During this sideways phase, quarterly ROC has fallen to its equilibrium line. ADX is at 9, the lowest in 18 months. The DIs are neutral. Even if the DIs turn negative, movement in the STI is likely to be limited. The lower the ADX, the less volatile the index, hence the current narrow range.
Overall, the chart pattern looks like a rectangle which is a continuation pattern in an uptrend. The lower boundary coincides with the 100-day moving average, currently at 3,190. The upper boundary is at 3,260 and this year’s high was at 3,275.
The consolidation/correction could take a couple of forms. Prices could go sideways as indicators move to neutral and even negative levels. This looks more probable. Under this scenario, quarterly ROC could rebound off its equilibrium line by next month.
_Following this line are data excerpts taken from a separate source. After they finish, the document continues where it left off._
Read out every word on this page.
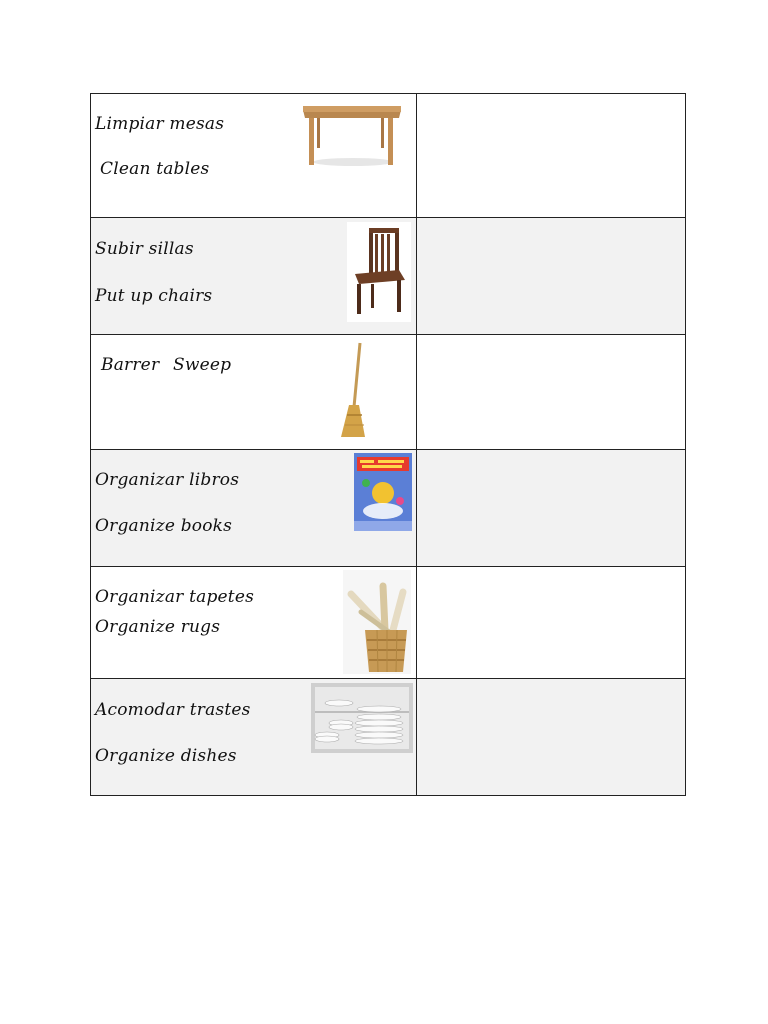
Limpiar mesas
Clean tables	

Subir sillas
Put up chairs	

Barrer Sweep	

Organizar libros
Organize books	

Organizar tapetes
Organize rugs	

Acomodar trastes
Organize dishes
If this materialises, it would reinforce the rising two year momentum and the STI would attempt to break above 3,275 and resume its uptrend.
A more unlikely, but not impossible outcome is for the STI to break below 3,188-3,190. This probability is lower as ADX is in single digits and long term indicators are maintaining their uptrends.
Hang Seng Index breaks out
The Hang Seng Index’s (26,346) 302-point surge on July 13 took it smartly up, off its 50-day moving average at 25,571. It has now gained significant relative strength compared to the STI. ADX has rebounded as DIs turned positive. A break above the several times tested 24,107 in early May had indicated an eventual target of 27,000, and this is about to be attained. There could be a new target from an upswing after the break above 26,000 on July 13. But, with the appearance of a minor shooting star followed by a doji on the candlestick chart, the HSI may pull back early next week first.
North Sea Brent may stabilise
North Sea Brent’s (US$47.30) down-momentum has been arrested, albeit temporarily. ADX has turned down from a high level of 40, and the DIs are now neutral, suggesting that the strong trending tendency has stopped. The rebound is likely to encounter resistance at US$49.17. A breakout coupled with a recovery by quarterly ROC could turn the tide but this appears difficult at present. Quarterly ROC continues to fall and is in negative territory. Support has been established at US$44. There is still a downside target of US$41 which will only be invalidated if prices can get above US$49.20 comfortably.